どこへ向かうでもなく、波に合わせて、その船はただ揺れているように見えた。
「……幽霊船」
キュリメが呟く。
確かに、まるで幽霊船のように見えた。
船の甲板には人の姿はない。
「ただの漂流船じゃないの、あれ」
モーゲンが言う。
「誰も乗ってないよ」
「いや」
ネルソンが興奮を隠しきれない声を上げた。
「こっちに近付いてくる」
「え?」
ノリシュが目を見張る。
「まさか、そんなわけ」
だが、船がゆっくりと旋回し、船首がこちらを向いたのを見て、息を吞む。
「うそ」
「すげえ」
ネルソンは叫んだ。
「幽霊船が、本当に出やがった」
隣に立ったデグの肩を抱き、二人ではしゃいだように笑う。
確かに船は、いまやアルマークたちの眼下の海岸に向かってきているように見えた。
「来る、来る」
デグが叫ぶ。
「おい、下りるぞ」
こらえきれなくなったように、ネルソンが駆け出した。デグとガレインがそれに続く。
三人は海岸へと通じる道を駆け下りていった。
「ちょっと、危ないってば」
「大丈夫だよ!」
ノリシュの言葉に、ネルソンが振り返りもせずに答えた。
「もう、あいつら」
「さすがに危なくなったら帰ってくるだろうけど」
セラハが、そう言いながらもちらりと心配そうな表情を見せる。
「あの三人だって、そこまで分別がないわけじゃないと思う」
「霧だ」
アルマークの言葉に、みんなが振り返る。
アルマークは苦いものを飲み込んだように顔をしかめていた。
「霧を連れてきた」
その言葉通り、いつの間にか、海の上を靄のような霧が覆い始めていた。
それはまるで、ゆっくりとこちらに近付いてくる船から生じているかのように見えた。
「あまり、いい感じがしない」
アルマークはそう言って立ち上がった。
「三人を連れ戻してくる」
「私も行く」
ウェンディも立ち上がる。
「いや、君はここに」
いてくれ、と言おうとしてアルマークは口をつぐんだ。
いつの間にか、船の甲板に数人の人影があった。
だが、霧に遮られて、その姿ははっきりとは見えない。
「誰かいるよ。
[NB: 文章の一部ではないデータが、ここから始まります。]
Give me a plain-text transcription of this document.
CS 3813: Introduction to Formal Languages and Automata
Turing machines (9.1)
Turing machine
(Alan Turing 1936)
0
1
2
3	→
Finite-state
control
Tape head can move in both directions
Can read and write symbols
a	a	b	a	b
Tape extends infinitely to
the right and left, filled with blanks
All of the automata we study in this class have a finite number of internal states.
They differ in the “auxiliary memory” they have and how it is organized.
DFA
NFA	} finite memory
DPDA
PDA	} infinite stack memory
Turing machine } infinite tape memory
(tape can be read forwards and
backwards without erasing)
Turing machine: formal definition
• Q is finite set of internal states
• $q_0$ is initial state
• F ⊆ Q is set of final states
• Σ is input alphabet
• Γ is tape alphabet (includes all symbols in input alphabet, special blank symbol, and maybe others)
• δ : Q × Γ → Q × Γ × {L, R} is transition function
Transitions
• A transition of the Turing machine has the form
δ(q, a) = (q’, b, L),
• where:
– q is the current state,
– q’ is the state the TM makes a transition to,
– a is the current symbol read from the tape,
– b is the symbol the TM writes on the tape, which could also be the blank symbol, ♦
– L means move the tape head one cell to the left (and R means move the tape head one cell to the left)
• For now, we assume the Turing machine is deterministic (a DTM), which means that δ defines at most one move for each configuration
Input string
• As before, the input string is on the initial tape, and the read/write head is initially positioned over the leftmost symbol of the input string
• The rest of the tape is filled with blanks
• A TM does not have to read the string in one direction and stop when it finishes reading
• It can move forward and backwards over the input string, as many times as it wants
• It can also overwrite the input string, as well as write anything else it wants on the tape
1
さっきまでいなかったのに」
ノリシュが言った。その声が震えている。
きらり、と何かが光った気がして、アルマークは甲板に目を凝らした。
あれは。
悪い予感がした。
もしかして。
貨幣。
書物。
不意に、イルミスの声が蘇った。
あれは、夜の森でボラパを倒した後のことだったか。
学院長室で、まるで一つ一つ数えるようにして、イルミスがアルマークたち三人に言ったのだ。
指輪。
杖。
それは、次に来るであろう蛇の罠の推測だった。
最後の罠は、おそらく。
確か、アルマークはその時、そう答えた。
霧が揺れる。
視界がわずかに晴れ、アルマークの目ははっきりと捉えた。
甲板の人影が握る物。アルマークの答え。
剣。
だが、それよりも何よりも。
「見たことあるよ」
目のいいモーゲンが震える手でアルマークの肩を掴んだ。
「僕、見たことあるよ。あいつのこと」
モーゲンはアルマークにだけ聞こえるように囁く。その声も、手と同じように震えていた。
「ねえ、アルマーク。どうしてあいつがここにいるの」
アルマークにも答えられなかった。
自分が見ているものを信じたくなくて、目を見開いていた。
甲板の上のその人物が、アルマークを見て口元を歪めたように見えた。
酷薄な笑顔。
その顔を、アルマークは知っていた。
北の傭兵。
“銀髑髏”ギザルテ。
アルマークの右手が、まるで別の生き物のように激しく震えだした。